After all the work carried out during the last months and culminated in the previous update, I took some time to experiment with some different things. I wanted to leave the rendering side for a bit and take a look at how to optimize other parts of the engine.
I got my hands dirty straightaway with low-level aspects by playing with SIMD intrinsics, both Intel SSE and ARM NEON. The project involved quite a lot of different tasks, such as:
- Looking online for example code (like SSE Quaternion Multiplication or SSE 4x4 Matrix Inversion)
- Implementing functions for both SSE and NEON
- Unit testing my code for correctness and parity against non SIMD one
- Dealing with compilers details (always_inline, Vector Extensions, alignas)
- Analyzing generated assembly on godbolt.org
- Measuring performance on both PC and Android
At the end the performances were too close to what the compiler alone could achieve with auto-vectorization and instead of pursuing more optimizations I put the task on hold.

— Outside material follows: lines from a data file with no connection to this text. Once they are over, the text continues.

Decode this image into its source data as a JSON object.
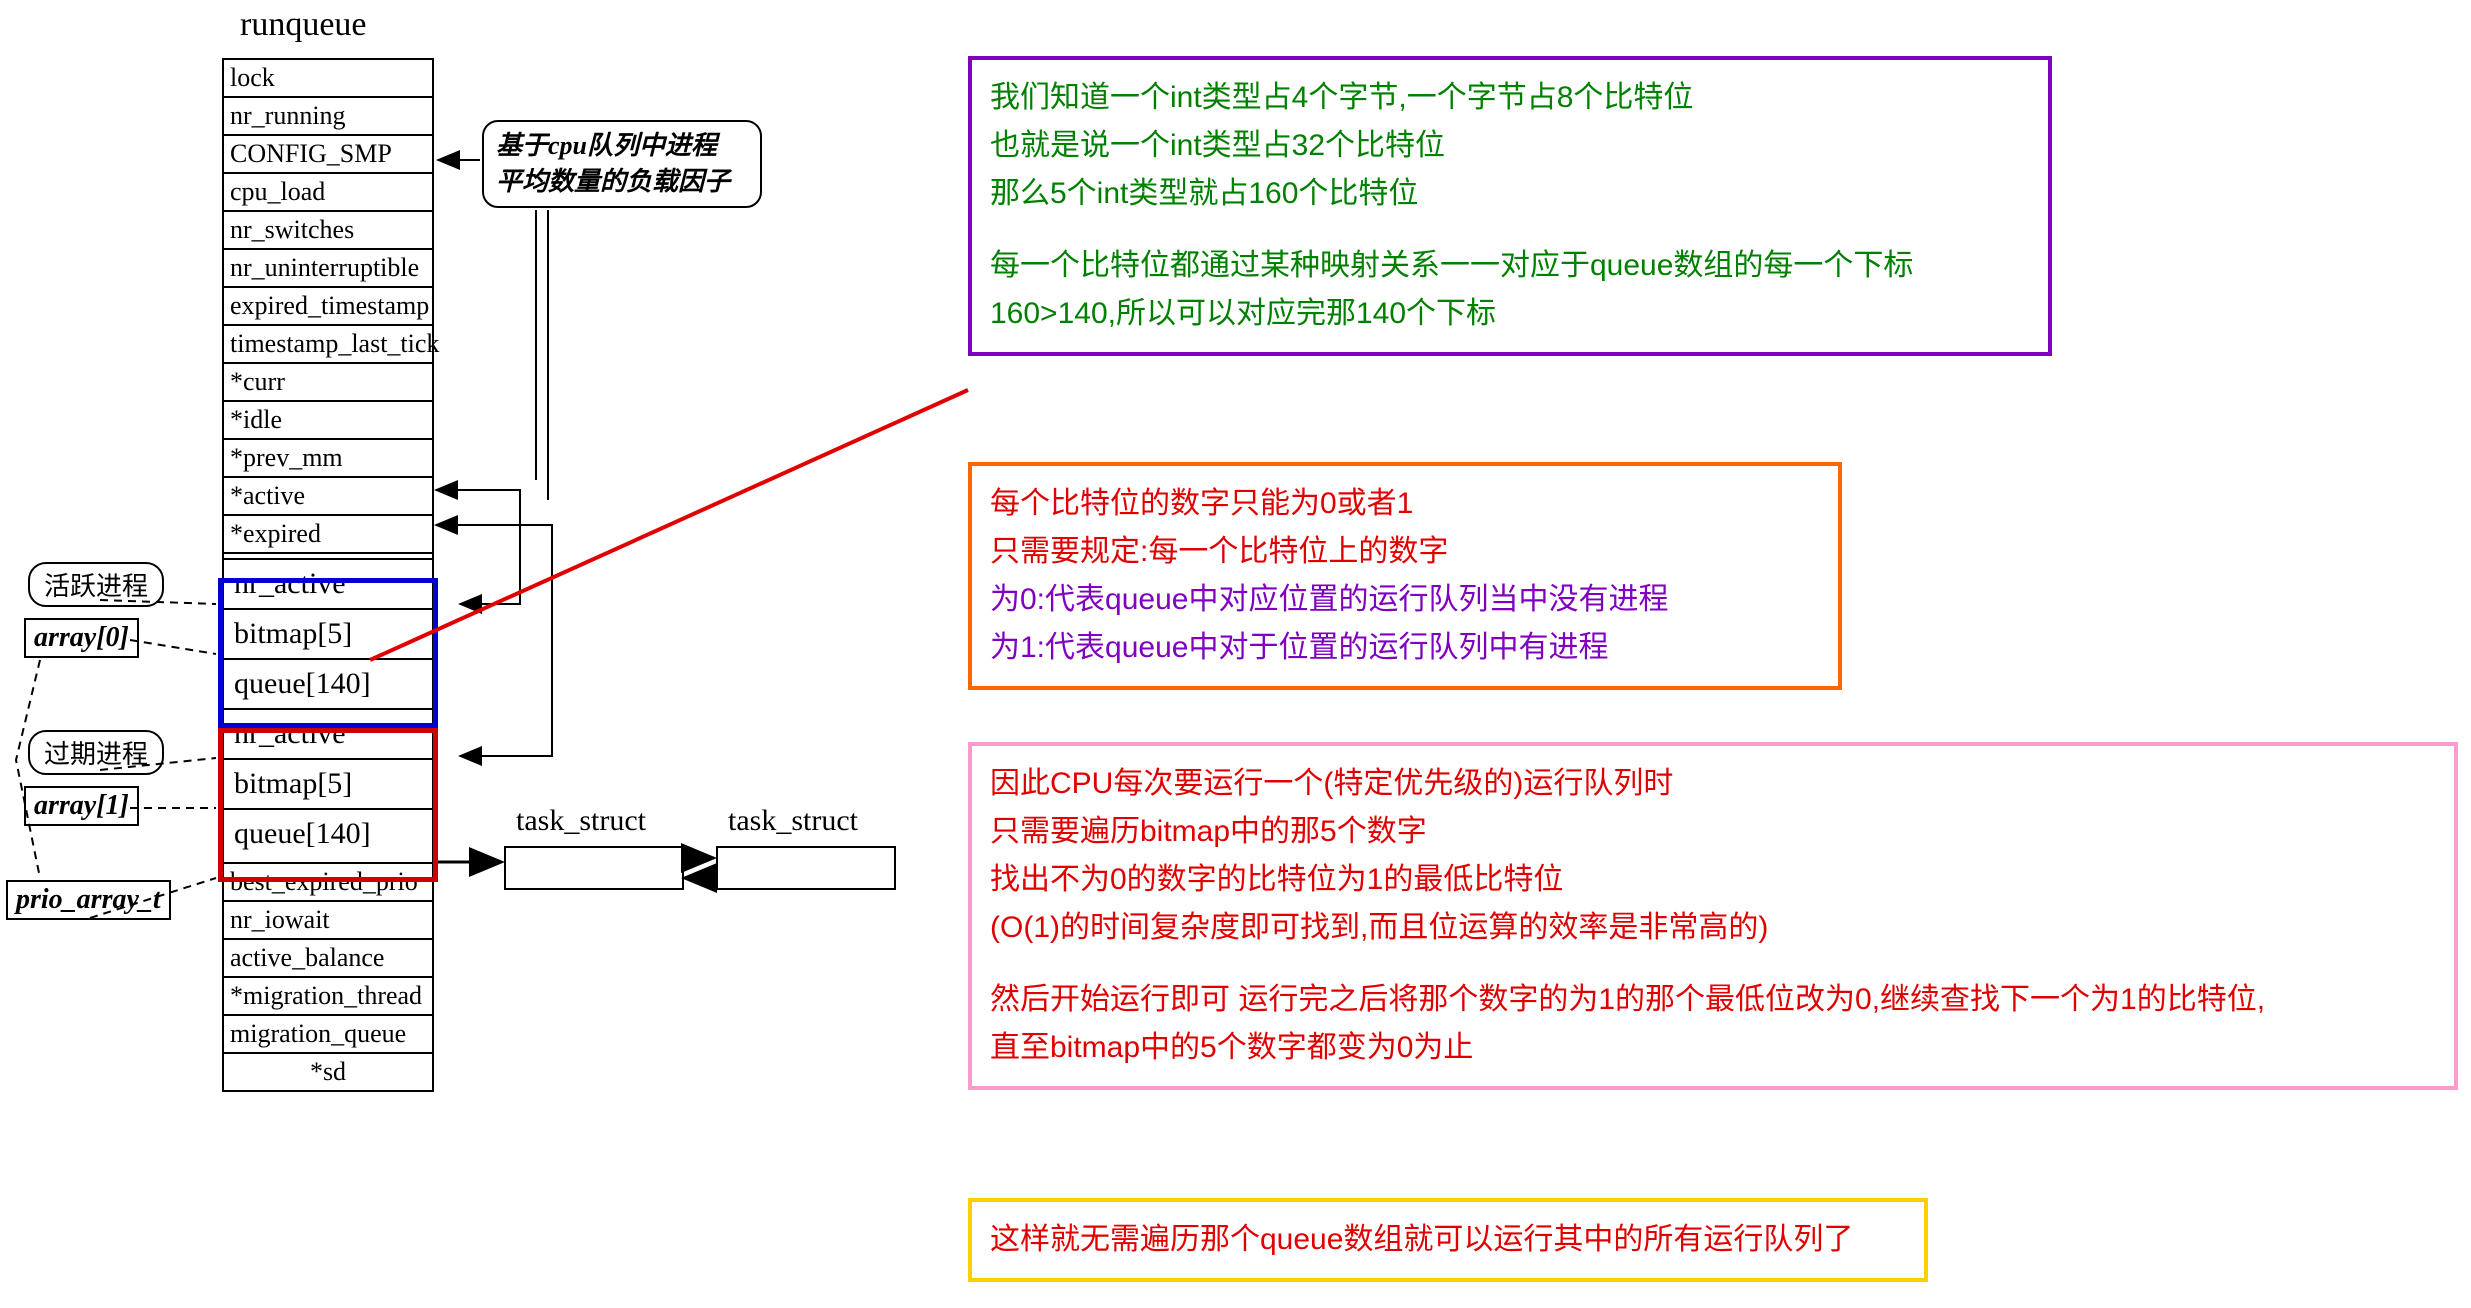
{
  "title": "runqueue",
  "struct_rows": {
    "r0": "lock",
    "r1": "nr_running",
    "r2": "CONFIG_SMP",
    "r3": "cpu_load",
    "r4": "nr_switches",
    "r5": "nr_uninterruptible",
    "r6": "expired_timestamp",
    "r7": "timestamp_last_tick",
    "r8": "*curr",
    "r9": "*idle",
    "r10": "*prev_mm",
    "r11": "*active",
    "r12": "*expired",
    "g0_0": "nr_active",
    "g0_1": "bitmap[5]",
    "g0_2": "queue[140]",
    "g1_0": "nr_active",
    "g1_1": "bitmap[5]",
    "g1_2": "queue[140]",
    "r13": "best_expired_prio",
    "r14": "nr_iowait",
    "r15": "active_balance",
    "r16": "*migration_thread",
    "r17": "migration_queue",
    "r18": "*sd"
  },
  "callout": {
    "line1": "基于cpu队列中进程",
    "line2": "平均数量的负载因子"
  },
  "bubbles": {
    "active_proc": "活跃进程",
    "expired_proc": "过期进程"
  },
  "labels": {
    "array0": "array[0]",
    "array1": "array[1]",
    "prio_array_t": "prio_array_t",
    "task_struct": "task_struct"
  },
  "notes": {
    "purple": {
      "l1": "我们知道一个int类型占4个字节,一个字节占8个比特位",
      "l2": "也就是说一个int类型占32个比特位",
      "l3": "那么5个int类型就占160个比特位",
      "l4": "每一个比特位都通过某种映射关系一一对应于queue数组的每一个下标",
      "l5": "160>140,所以可以对应完那140个下标"
    },
    "orange": {
      "l1": "每个比特位的数字只能为0或者1",
      "l2": "只需要规定:每一个比特位上的数字",
      "l3": "为0:代表queue中对应位置的运行队列当中没有进程",
      "l4": "为1:代表queue中对于位置的运行队列中有进程"
    },
    "pink": {
      "l1": "因此CPU每次要运行一个(特定优先级的)运行队列时",
      "l2": "只需要遍历bitmap中的那5个数字",
      "l3": "找出不为0的数字的比特位为1的最低比特位",
      "l4": "(O(1)的时间复杂度即可找到,而且位运算的效率是非常高的)",
      "l5": "然后开始运行即可    运行完之后将那个数字的为1的那个最低位改为0,继续查找下一个为1的比特位,",
      "l6": "直至bitmap中的5个数字都变为0为止"
    },
    "yellow": {
      "l1": "这样就无需遍历那个queue数组就可以运行其中的所有运行队列了"
    }
  }
}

It was still a fun and learning experience and it allows me to show you my SIMD benchmark utility. 😄
It is powered by ImGUI, it can load and save data from test runs using Lua and then compare them.
After archiving the simd
branch on my repository I jumped on another big project: trying to come up with an ECS implementation for the nCine.
It would flatten the hierarchy of game elements and allow for a faster and possibly multi-threaded approach at updating them.
I have already put together some early tests but before going on I took some days to have a look at some profiling tools. Embedding custom timers and graphs into the engine can be fun, as can be writing ad hoc benchmarks, but for this task I needed something more powerful.
I stumbled upon Tracy, a very capable frame profiler that shows CPU and GPU zones, has Lua instrumentation, annotates allocations and locks and displays call stacks. Instrumentation of user code is easy, capturing data has a very low overhead and works locally or remotely on Linux, Windows, macOS and Android.
The profiler that collects and visualize the data has a super rich ImGui interface with line plots, histograms, colored sections and the ability to compare two captures side by side.
With the integration in place I can now be sure that I will be able to assess any performance change related with big refactorings or optimizations. 💪